Objective: Increasing evidence suggests that Alzheimer’s disease begins at least a decade before the diagnosis of dementia. Earlier identification of the disease will have important implications for intervention; however, current models of preclinical changes are theoretical and require verification from empirical observations. Furthermore, these models have not incorporated psychiatric features.
Method: Clinical and biological markers were examined at baseline (1999-2001) in 9,076 people aged 65 years and older. A nested case-control study included 830 cases with Alzheimer’s disease diagnosed by DSM-IV criteria during the 10-year follow-up and twice as many controls. By taking the distance between baseline and diagnosis as the length of the preclinical period, disease marker trajectories were estimated using nonparametric locally weighted smoothing analysis.
Results: Significant differences for the cases compared to the controls were observed on both intercept and slope for truncated amyloid β40 (P = .006; P = .003, respectively), C-reactive protein (P = .03; P = .05), verbal fluency (P < .0001; P < .0001), visual recall (P < .0001; P = .007), and hippocampal volume (P = .0002; P = .04) and on the slope only for truncated amyloid β42 (P = .01).

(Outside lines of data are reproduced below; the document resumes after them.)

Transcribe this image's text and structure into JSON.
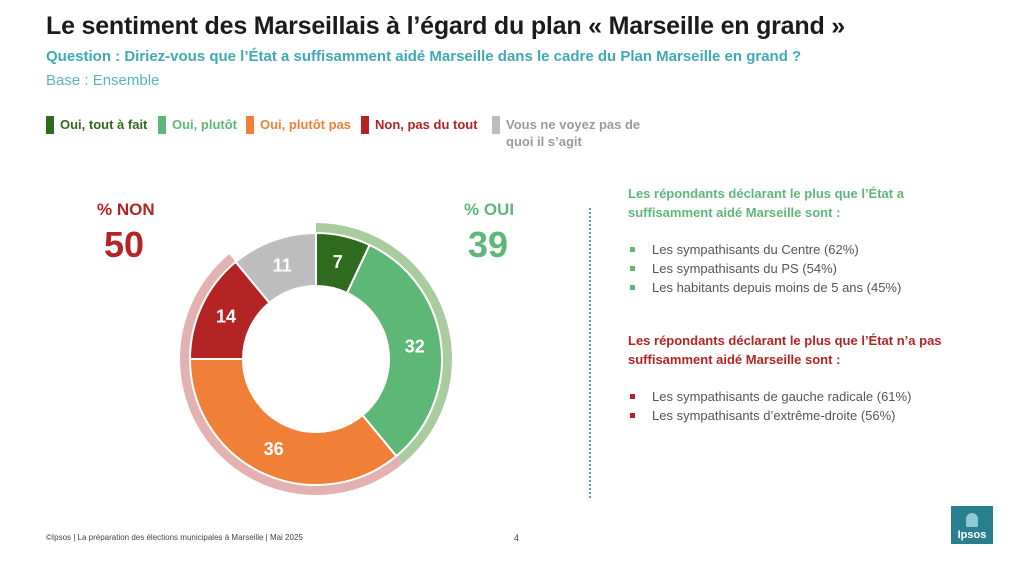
{
  "header": {
    "title": "Le sentiment des Marseillais à l’égard du plan « Marseille en grand »",
    "question": "Question : Diriez-vous que l’État a suffisamment aidé Marseille dans le cadre du Plan Marseille en grand ?",
    "base": "Base : Ensemble"
  },
  "legend": [
    {
      "label": "Oui, tout à fait",
      "color": "#2e6b1f"
    },
    {
      "label": "Oui, plutôt",
      "color": "#5db878"
    },
    {
      "label": "Oui, plutôt pas",
      "color": "#f07f38"
    },
    {
      "label": "Non, pas du tout",
      "color": "#b52424"
    },
    {
      "label": "Vous ne voyez pas de quoi il s’agit",
      "color": "#bdbdbd"
    }
  ],
  "totals": {
    "non_label": "% NON",
    "non_value": "50",
    "non_color": "#b52424",
    "oui_label": "% OUI",
    "oui_value": "39",
    "oui_color": "#5db878"
  },
  "chart_data": {
    "type": "pie",
    "subtype": "donut",
    "categories": [
      "Oui, tout à fait",
      "Oui, plutôt",
      "Oui, plutôt pas",
      "Non, pas du tout",
      "Vous ne voyez pas de quoi il s’agit"
    ],
    "values": [
      7,
      32,
      36,
      14,
      11
    ],
    "colors": [
      "#2e6b1f",
      "#5db878",
      "#f07f38",
      "#b52424",
      "#bdbdbd"
    ],
    "outer_bands": [
      {
        "categories": [
          "Oui, tout à fait",
          "Oui, plutôt"
        ],
        "value": 39,
        "color": "#a9cc9f"
      },
      {
        "categories": [
          "Oui, plutôt pas",
          "Non, pas du tout"
        ],
        "value": 50,
        "color": "#e3b1b1"
      }
    ]
  },
  "panel_oui": {
    "title": "Les répondants déclarant le plus que l’État a suffisamment aidé Marseille sont :",
    "color": "#5db878",
    "items": [
      "Les sympathisants du Centre (62%)",
      "Les sympathisants du PS (54%)",
      "Les habitants depuis moins de 5 ans (45%)"
    ]
  },
  "panel_non": {
    "title": "Les répondants déclarant le plus que l’État n’a pas suffisamment aidé Marseille sont :",
    "color": "#b52424",
    "items": [
      "Les sympathisants de gauche radicale (61%)",
      "Les sympathisants d’extrême-droite (56%)"
    ]
  },
  "footer": {
    "source": "©Ipsos | La préparation des élections municipales à Marseille | Mai 2025",
    "page": "4",
    "logo_text": "Ipsos"
  }
}
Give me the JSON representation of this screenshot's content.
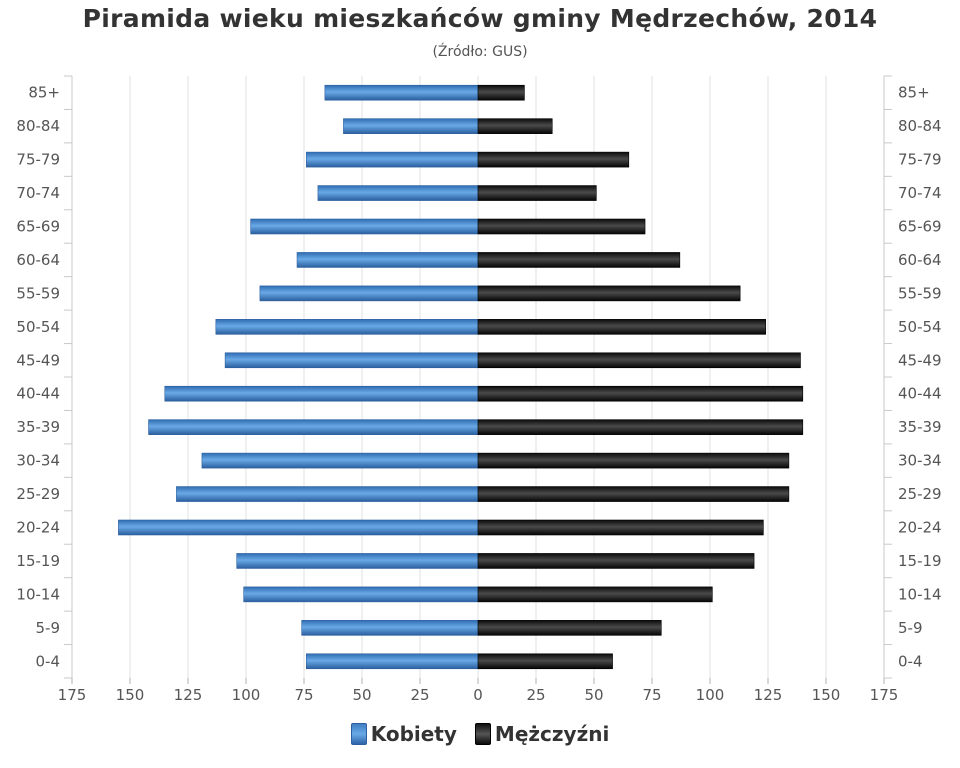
{
  "chart_data": {
    "type": "bar",
    "orientation": "horizontal",
    "layout": "population-pyramid",
    "title": "Piramida wieku mieszkańców gminy Mędrzechów, 2014",
    "subtitle": "(Źródło: GUS)",
    "categories": [
      "85+",
      "80-84",
      "75-79",
      "70-74",
      "65-69",
      "60-64",
      "55-59",
      "50-54",
      "45-49",
      "40-44",
      "35-39",
      "30-34",
      "25-29",
      "20-24",
      "15-19",
      "10-14",
      "5-9",
      "0-4"
    ],
    "series": [
      {
        "name": "Kobiety",
        "side": "left",
        "color": "#4a8bd0",
        "values": [
          66,
          58,
          74,
          69,
          98,
          78,
          94,
          113,
          109,
          135,
          142,
          119,
          130,
          155,
          104,
          101,
          76,
          74
        ]
      },
      {
        "name": "Mężczyźni",
        "side": "right",
        "color": "#1a1a1a",
        "values": [
          20,
          32,
          65,
          51,
          72,
          87,
          113,
          124,
          139,
          140,
          140,
          134,
          134,
          123,
          119,
          101,
          79,
          58
        ]
      }
    ],
    "x_ticks": [
      "175",
      "150",
      "125",
      "100",
      "75",
      "50",
      "25",
      "0",
      "25",
      "50",
      "75",
      "100",
      "125",
      "150",
      "175"
    ],
    "xlim": [
      -175,
      175
    ],
    "grid": true,
    "legend_position": "bottom-center"
  }
}
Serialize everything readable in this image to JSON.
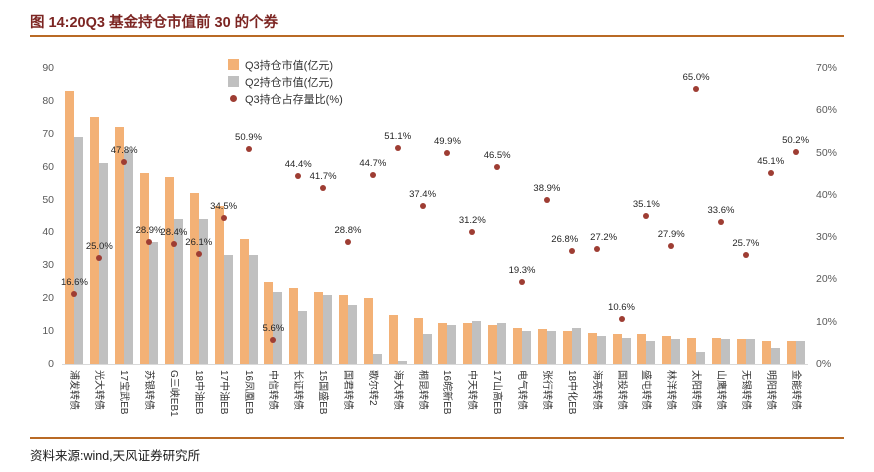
{
  "header": {
    "title": "图 14:20Q3 基金持仓市值前 30 的个券"
  },
  "footer": {
    "source": "资料来源:wind,天风证券研究所"
  },
  "chart_data": {
    "type": "bar",
    "subtype": "grouped-bars-with-secondary-axis-scatter",
    "title": "20Q3 基金持仓市值前 30 的个券",
    "categories": [
      "浦发转债",
      "光大转债",
      "17宝武EB",
      "苏银转债",
      "G三峡EB1",
      "18中油EB",
      "17中油EB",
      "16凤凰EB",
      "中信转债",
      "长证转债",
      "15国盛EB",
      "国君转债",
      "歌尔转2",
      "海大转债",
      "桐昆转债",
      "16皖新EB",
      "中天转债",
      "17山高EB",
      "电气转债",
      "张行转债",
      "18中化EB",
      "海亮转债",
      "国投转债",
      "盛屯转债",
      "林洋转债",
      "太阳转债",
      "山鹰转债",
      "无锡转债",
      "明阳转债",
      "金能转债"
    ],
    "series": [
      {
        "name": "Q3持仓市值(亿元)",
        "kind": "bar",
        "axis": "left",
        "marker": "square",
        "color": "#F3B176",
        "values": [
          83,
          75,
          72,
          58,
          57,
          52,
          48,
          38,
          25,
          23,
          22,
          21,
          20,
          15,
          14,
          12.5,
          12.5,
          12,
          11,
          10.5,
          10,
          9.5,
          9,
          9,
          8.5,
          8,
          8,
          7.5,
          7,
          7
        ]
      },
      {
        "name": "Q2持仓市值(亿元)",
        "kind": "bar",
        "axis": "left",
        "marker": "square",
        "color": "#C0C0C0",
        "values": [
          69,
          61,
          65,
          37,
          44,
          44,
          33,
          33,
          22,
          16,
          21,
          18,
          3,
          1,
          9,
          12,
          13,
          12.5,
          10,
          10,
          11,
          8.5,
          8,
          7,
          7.5,
          3.5,
          7.5,
          7.5,
          5,
          7
        ]
      },
      {
        "name": "Q3持仓占存量比(%)",
        "kind": "scatter",
        "axis": "right",
        "marker": "dot",
        "color": "#9E3D33",
        "values": [
          16.6,
          25.0,
          47.8,
          28.9,
          28.4,
          26.1,
          34.5,
          50.9,
          5.6,
          44.4,
          41.7,
          28.8,
          44.7,
          51.1,
          37.4,
          49.9,
          31.2,
          46.5,
          19.3,
          38.9,
          26.8,
          27.2,
          10.6,
          35.1,
          27.9,
          65.0,
          33.6,
          25.7,
          45.1,
          50.2
        ],
        "labels": [
          "16.6%",
          "25.0%",
          "47.8%",
          "28.9%",
          "28.4%",
          "26.1%",
          "34.5%",
          "50.9%",
          "5.6%",
          "44.4%",
          "41.7%",
          "28.8%",
          "44.7%",
          "51.1%",
          "37.4%",
          "49.9%",
          "31.2%",
          "46.5%",
          "19.3%",
          "38.9%",
          "26.8%",
          "27.2%",
          "10.6%",
          "35.1%",
          "27.9%",
          "65.0%",
          "33.6%",
          "25.7%",
          "45.1%",
          "50.2%"
        ]
      }
    ],
    "left_axis": {
      "min": 0,
      "max": 90,
      "step": 10,
      "ticks": [
        "0",
        "10",
        "20",
        "30",
        "40",
        "50",
        "60",
        "70",
        "80",
        "90"
      ]
    },
    "right_axis": {
      "min": 0,
      "max": 70,
      "step": 10,
      "ticks": [
        "0%",
        "10%",
        "20%",
        "30%",
        "40%",
        "50%",
        "60%",
        "70%"
      ]
    },
    "legend_position": "top-center",
    "grid": false,
    "accent_colors": {
      "title_text": "#7C2522",
      "rule_line": "#B96A25",
      "q3_bar": "#F3B176",
      "q2_bar": "#C0C0C0",
      "ratio_dot": "#9E3D33"
    }
  }
}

The cases showed higher levels of depressive symptoms (P = .003), which remained stable over the 10 years to diagnosis.
Conclusions: As hypothesized by existing theoretical models, changes in plasma amyloid β levels, hippocampal atrophy, cognitive loss, and C-reactive protein are already observed up to 10 years before diagnosis. An acceleration in cognitive decline appears to follow a significant increase in amyloid accumulation, and depressive symptomatology remains at a constantly higher level. Overall, clinical and biological markers do not follow the same trajectories; the clinical picture changes according to distance from dementia.